Truly Integrating Technology — Nour Alkhalidy
I am a computer teacher who works at a school in a poor village where technology is kind of a big deal. Some of my students don’t have access to the Internet in their houses. Many do not even have a PC at home. At school, some teachers don’t know how to use computers. Others only utilize them in some way. It is rare to find teachers who are really integrating computers and technology into their classrooms. I am one of the few who is trying to do this. I have been working at this for eight years.
Being a teacher who is trying to integrate technology in such a context has been a little bit challenging for me. Still, although I have had some discouraging moments, my mission has been and is to create a rich environment for my students by introducing new technologies into my classroom – technologies that actively engage and motivate learners while helping me successfully deliver content.

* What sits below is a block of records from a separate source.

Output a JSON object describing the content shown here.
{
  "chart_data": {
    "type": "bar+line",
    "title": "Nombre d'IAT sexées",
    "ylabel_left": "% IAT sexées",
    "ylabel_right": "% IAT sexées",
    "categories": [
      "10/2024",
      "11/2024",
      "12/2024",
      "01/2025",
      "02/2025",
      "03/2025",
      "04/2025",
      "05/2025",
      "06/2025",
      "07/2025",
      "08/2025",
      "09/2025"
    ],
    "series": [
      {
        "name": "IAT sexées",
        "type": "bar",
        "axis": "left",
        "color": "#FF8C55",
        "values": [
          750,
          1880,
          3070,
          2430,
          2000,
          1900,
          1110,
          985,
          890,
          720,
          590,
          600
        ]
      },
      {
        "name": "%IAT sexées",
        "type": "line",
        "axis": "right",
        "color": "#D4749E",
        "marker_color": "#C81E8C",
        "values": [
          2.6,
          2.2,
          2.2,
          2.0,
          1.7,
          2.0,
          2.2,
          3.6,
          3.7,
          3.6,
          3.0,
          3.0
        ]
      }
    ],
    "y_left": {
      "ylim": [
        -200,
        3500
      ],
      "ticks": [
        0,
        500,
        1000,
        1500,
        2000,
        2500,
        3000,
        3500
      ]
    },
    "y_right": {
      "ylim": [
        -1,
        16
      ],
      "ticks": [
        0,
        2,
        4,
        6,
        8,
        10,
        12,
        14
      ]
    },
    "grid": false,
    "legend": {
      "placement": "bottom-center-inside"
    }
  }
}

Before planning to integrate a new technology I always consider two issues: my students’ weak basic computer skills and the school’s limited Internet access. Given these parameters, I always look for simple tools that can be used offline. As I design my lesson, I think about how a simple tool can be used to enhance clear curriculum goal and try to incorporate a strategy (often a cooperative strategy) related to such a goal. Then I design activities, making sure each separate group within my class has a task or problem to solve. I also think through how much time a task will take, what roles each student in each group will have, what instructions to give, and what the final output will be.

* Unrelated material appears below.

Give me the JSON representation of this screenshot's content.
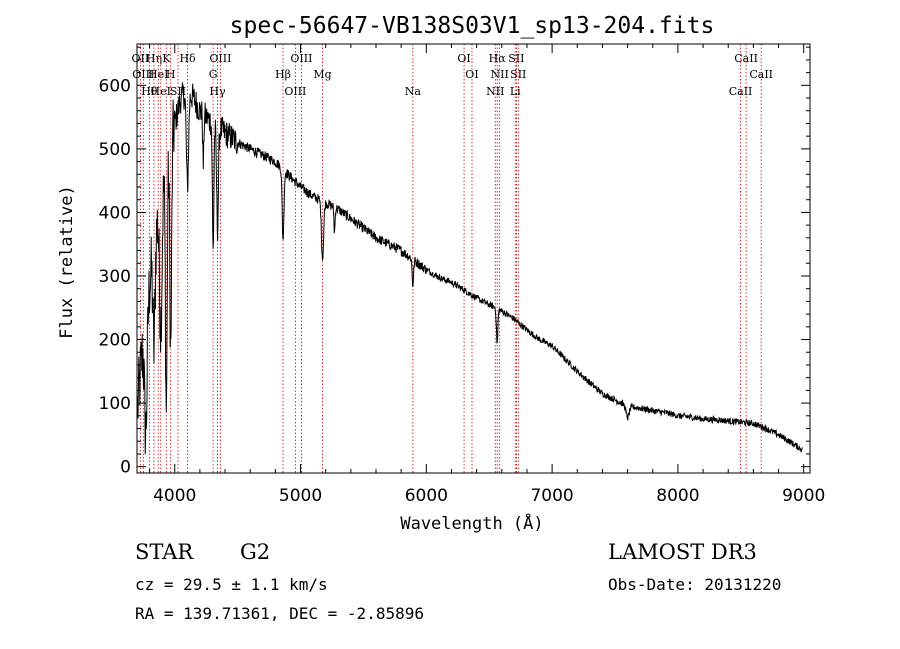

Personally, If the technology tool I have chosen fulfills subject content goals, improves computer, thinking, and collaboration skills, engages and motivates students, and more importantly convinces me that I cannot proceed without it, then for me I have successfully integrated technology in my classroom.
I usually prepare my lessons using Powerpoint — the old tool that will never die — to explain tasks and instructions. Sometimes I use it as a learning tool to design a virtual tour or micro-lesson.
I also use Microsoft’s FrontPage to design webquests, online scavenger hunts or 5Eonline research modules. Multi-media tools, mindmaps and word cloud applications are also at the top of my technology list to promote visual literacy.
For project work, I tell students they can bring their parents’ cell phones to class in order to capture pictures, record their voices and do interviews. We also use cell phones along with Microsoft Photo Story or Movie Maker to create videos that showcase work, summarize ideas, display knowledge on a subject, or share thoughts about the project we’re doing. They also use cell phones to gain internet access that allows them to extend their learning by finding additional information they then add to a FrontPage website made by them.
I’ve been involved in some global projectson Twitter like Michal Ann C’s (@Cerniglia) Sharing Perceptions Project in which my 9th grade students in Jordan shared their thoughts about the U.S. with Michael-Ann’s 6th grade students. In Jordan, my students and I used Tagxedo and Wordle to present brainstorming ideas, and Vokito express our thanks for being involved in the project.
Sometimes, I have 10-15 minutes at the end of a class for a group game. Playing games enhances students’ attitudes and motivates them. For example, a simple game like FreeCellor Tetrisoffers some opportunities for group collaboration and improving thinking skills, while a Rapid Typing Game improves basic computer skill and kills classroom boredom.
I may not have iPads, iPods or laptops in my classroom and my students aren’t adequately digitally savvy learners equipped with the needed skills, but I certainly believe that any technology can be powerful — even the simplest one if it is being used in the right way. It’s not about what tool to integrate but how to exploit its effectiveness and add real value to the learning process.
As a computer teacher, my role is to mainly help my students benefit from technology’s opportunities, improve their computer and information literacies skills (along with other 21st century skills), and finally to reduce the big gap between what the world is like in my poor village with the life my students will have in college and beyond. If I can do those things, then I consider all the challenges I face worth every effort.